The best source (of course) was Bishop Asser’s life of Alfred – a contemporary document, though there are historians who condemn it as a mediaeval forgery. I’m convinced it was the real deal and it’s an extraordinary book which tells us a lot about Alfred. It is hagiography, but there’s enough detail between the lines to suggest the truth behind the portrait. So it was Asser, plus all the books which I could lay my hands on – I’d recommend Justin Pollard’s book for a starter. We also have Alfred’s own writings – mostly translations, and the interest there is what he chose to translate – and his laws, of course, and the Anglo-Saxon Chronicle (which is annoyingly short of detail most of the time). We have an immense amount of material about Alfred (if only we had half as much for his successors). The picture that emerges is of an extraordinarily intelligent, diligent and pious man, obsessed with the church and education, who was forced into being a warrior king, though my own view is that his lifelong illness (probably Crohn’s disease) and his predilection for scholarship suggests that he was probably not the burly shield-warrior the statues depict!
How long do we have for this answer? I’ll be brief. Alfred lies at the taproot of English society and culture. Of course there were influential people before him, and kings who wanted to be the rulers of what became a united England, but Alfred defends the culture, language and religion at the point where it came nearest to extinction, and not only defended it, but in a sense codifies it.

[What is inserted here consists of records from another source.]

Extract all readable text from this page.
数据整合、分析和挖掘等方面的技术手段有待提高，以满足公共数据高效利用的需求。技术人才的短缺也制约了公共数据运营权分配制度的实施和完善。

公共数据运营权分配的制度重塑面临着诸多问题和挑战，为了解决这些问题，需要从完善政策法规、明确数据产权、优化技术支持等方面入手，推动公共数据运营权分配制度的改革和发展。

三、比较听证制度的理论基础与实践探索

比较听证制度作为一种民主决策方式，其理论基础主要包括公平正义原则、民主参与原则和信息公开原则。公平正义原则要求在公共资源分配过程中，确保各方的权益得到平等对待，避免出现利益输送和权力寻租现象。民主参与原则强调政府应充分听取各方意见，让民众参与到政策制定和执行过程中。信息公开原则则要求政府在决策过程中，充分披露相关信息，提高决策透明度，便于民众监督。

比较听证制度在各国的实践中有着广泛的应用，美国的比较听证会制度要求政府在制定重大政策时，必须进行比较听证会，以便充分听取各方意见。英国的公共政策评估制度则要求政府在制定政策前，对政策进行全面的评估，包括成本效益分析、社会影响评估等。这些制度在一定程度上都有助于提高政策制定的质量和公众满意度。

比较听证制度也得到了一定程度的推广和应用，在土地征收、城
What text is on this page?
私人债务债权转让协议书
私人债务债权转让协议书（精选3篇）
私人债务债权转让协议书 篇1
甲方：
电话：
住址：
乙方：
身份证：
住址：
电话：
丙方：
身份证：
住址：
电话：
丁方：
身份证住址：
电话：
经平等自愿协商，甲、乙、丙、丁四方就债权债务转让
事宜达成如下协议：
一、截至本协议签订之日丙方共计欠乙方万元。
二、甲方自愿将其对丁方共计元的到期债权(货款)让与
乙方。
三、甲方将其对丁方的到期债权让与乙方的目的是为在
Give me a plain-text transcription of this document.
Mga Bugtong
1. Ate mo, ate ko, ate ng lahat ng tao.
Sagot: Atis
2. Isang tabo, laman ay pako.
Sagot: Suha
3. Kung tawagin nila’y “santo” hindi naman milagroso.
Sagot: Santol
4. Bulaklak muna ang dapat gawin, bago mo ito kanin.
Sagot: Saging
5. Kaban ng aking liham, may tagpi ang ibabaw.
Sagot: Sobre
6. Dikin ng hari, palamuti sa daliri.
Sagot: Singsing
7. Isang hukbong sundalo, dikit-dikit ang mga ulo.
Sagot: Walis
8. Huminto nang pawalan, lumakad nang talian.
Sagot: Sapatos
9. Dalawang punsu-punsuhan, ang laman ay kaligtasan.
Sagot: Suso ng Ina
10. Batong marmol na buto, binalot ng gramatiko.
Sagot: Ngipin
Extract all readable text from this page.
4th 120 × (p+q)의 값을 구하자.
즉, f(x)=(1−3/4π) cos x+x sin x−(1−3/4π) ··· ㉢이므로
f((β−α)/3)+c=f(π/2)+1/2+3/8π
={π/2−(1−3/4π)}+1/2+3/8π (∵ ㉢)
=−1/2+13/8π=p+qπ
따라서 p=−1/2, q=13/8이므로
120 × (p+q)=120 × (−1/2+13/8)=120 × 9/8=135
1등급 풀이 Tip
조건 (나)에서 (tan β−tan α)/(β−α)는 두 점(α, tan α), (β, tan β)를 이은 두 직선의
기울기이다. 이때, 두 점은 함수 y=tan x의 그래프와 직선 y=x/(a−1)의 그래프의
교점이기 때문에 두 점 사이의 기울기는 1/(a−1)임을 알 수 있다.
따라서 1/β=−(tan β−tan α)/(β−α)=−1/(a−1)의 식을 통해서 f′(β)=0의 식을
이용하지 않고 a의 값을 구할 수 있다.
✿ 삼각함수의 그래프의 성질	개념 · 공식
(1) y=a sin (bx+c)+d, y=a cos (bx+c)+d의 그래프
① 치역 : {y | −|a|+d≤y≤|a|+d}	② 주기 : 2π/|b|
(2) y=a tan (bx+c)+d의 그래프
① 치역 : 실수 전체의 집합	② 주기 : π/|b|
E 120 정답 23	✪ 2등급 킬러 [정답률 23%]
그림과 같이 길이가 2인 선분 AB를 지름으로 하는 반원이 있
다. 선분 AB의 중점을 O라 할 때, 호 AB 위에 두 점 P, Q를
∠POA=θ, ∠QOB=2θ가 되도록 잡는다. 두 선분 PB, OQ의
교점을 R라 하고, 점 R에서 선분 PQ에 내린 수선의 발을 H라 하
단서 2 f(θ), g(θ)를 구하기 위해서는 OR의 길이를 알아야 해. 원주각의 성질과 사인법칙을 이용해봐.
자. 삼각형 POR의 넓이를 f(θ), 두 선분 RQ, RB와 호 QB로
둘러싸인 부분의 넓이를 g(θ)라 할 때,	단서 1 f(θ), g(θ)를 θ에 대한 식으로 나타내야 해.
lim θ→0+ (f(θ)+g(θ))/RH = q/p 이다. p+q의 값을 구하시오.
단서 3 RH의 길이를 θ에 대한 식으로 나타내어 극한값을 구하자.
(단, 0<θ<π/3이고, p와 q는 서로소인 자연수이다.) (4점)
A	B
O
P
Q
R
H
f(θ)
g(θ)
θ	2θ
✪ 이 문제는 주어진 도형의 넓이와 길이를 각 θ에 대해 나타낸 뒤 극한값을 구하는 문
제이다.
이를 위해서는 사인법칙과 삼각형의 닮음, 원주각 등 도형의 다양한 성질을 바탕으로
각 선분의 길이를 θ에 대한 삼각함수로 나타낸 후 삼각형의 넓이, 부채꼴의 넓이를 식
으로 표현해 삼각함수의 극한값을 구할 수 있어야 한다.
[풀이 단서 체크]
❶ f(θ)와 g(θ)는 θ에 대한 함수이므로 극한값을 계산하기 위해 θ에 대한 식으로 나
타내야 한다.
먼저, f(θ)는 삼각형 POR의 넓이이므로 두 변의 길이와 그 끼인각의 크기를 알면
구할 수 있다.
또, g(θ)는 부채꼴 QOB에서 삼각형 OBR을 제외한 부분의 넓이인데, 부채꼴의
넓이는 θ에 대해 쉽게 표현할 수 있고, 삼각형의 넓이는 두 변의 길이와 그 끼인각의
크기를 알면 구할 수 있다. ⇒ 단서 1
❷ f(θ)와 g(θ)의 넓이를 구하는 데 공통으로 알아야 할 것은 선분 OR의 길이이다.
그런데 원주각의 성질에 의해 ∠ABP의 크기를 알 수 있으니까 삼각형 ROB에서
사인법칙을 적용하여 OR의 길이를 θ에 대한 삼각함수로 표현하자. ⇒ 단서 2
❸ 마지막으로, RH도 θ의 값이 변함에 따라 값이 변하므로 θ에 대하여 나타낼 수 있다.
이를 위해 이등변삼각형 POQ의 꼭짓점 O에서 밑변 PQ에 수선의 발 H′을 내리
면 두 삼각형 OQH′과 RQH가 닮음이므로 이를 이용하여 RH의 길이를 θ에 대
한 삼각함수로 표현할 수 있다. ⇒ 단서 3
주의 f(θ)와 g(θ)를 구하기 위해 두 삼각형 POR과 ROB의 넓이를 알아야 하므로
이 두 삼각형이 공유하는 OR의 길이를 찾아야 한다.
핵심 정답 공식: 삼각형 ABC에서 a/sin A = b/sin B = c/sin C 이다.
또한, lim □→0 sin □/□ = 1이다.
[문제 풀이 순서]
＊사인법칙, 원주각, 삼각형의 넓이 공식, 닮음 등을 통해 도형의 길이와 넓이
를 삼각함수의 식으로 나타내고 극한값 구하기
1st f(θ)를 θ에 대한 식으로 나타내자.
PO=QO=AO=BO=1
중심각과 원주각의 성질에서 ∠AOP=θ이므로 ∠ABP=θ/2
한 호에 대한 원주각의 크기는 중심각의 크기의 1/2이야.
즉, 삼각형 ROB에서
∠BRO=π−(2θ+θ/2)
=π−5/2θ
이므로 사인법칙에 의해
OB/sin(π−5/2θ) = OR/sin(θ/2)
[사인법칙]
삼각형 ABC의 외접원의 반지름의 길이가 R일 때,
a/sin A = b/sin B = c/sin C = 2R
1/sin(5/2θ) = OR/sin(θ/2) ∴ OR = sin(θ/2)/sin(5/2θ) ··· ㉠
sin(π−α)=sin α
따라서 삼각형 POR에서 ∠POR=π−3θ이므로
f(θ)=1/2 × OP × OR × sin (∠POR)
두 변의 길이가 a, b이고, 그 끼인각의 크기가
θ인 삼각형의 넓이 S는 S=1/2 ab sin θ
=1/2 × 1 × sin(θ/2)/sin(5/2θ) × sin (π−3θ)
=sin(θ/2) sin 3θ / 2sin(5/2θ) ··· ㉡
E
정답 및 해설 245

He’s a great man for writing things down, thus the birth of the Anglo-Saxon chronicle, his own laws, his translations. He’s intent on education, so that the ruling class of Saxon Wessex (and Mercia) understand his aims. He never achieved the primary aim, which was to unite the English-speaking peoples of Britain, but his successors did, and they were following a blueprint laid down by Alfred. He also institutes good government, which survives all the turmoil of the next four centuries. There were great kings before him, but it’s hard, for instance, to say what legacy Offa of Mercia left (they now even doubt that he built the famous Offa’s Dyke), but Alfred’s legacy still lives on.
I think it’s a pity that the English, on the whole, are ignorant of the Saxon period, and have no idea where their nation came from or how it was created, but on the other hand there has been so much history since that it’s surely understandable that the Saxons get buried beneath all that comes after them. They’re not forgotten – and even Hollywood nodded in Beowulf’s direction.